Chattanooga is a model for the good things public-private partnerships can bring to a city. I do not want these partnerships tarnished by what many people view as "insider trading" at RiverCity Company. Let me give you an example.

In reference to the above property the following transactions occurred. There is a separate schedule detailing these transactions.
1) RiverCity acquired the Kirkman property form the City in 1992 for $2.5 million.
2) In 1997, the Smokestack Lot was sold to Chattanooga Land Company for
an estimated $2 million.
3) RiverCity buys it back in 2002 for $2,574,330.
4) In 2004, RiverCity swapped the Smokestack Lot to the City (CDRC) in
exchange for the Haney Block at an appraised value of $3.1 million.
5) Also in 2004, Chattanooga Downtown Redevelopment Corporation (a
501(c)(3) organization) through its agent, the RiverCity Company, contracts with Kinsey Probasco Hays to develop the Smokestack Lot.

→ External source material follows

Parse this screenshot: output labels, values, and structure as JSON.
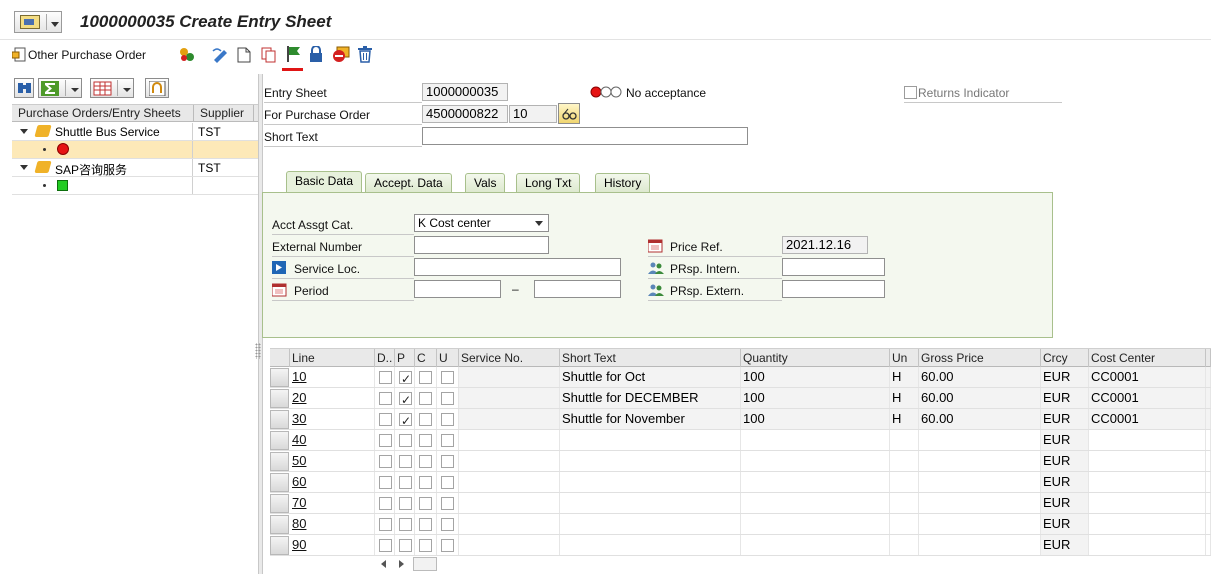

What is wrong with these transactions?

CONFLICTS OF INTEREST:

RiverCity Company
Jon Kinsey, Vice-chairman
Ken Hays, President

Chattanooga Downtown Redevelopment Corporation (CDRC)
Ken Hays, Board member

Kinsey Probasco Hays (Developer)
Jon Kinsey, Partner
Ken Hays, Partner (in 2004)


CONCLUSION:

What Ron Littlefield and I have been saying about RiverCity has NOT been about the projects or the purpose of RiverCity. It is not about the projects. But it is about ethics and integrity. It is about conflicts of interest involving certain board members and officers. Since we are dealing with public money, the citizens of Chattanooga have a right to know. That is the light of day to which we have been referring.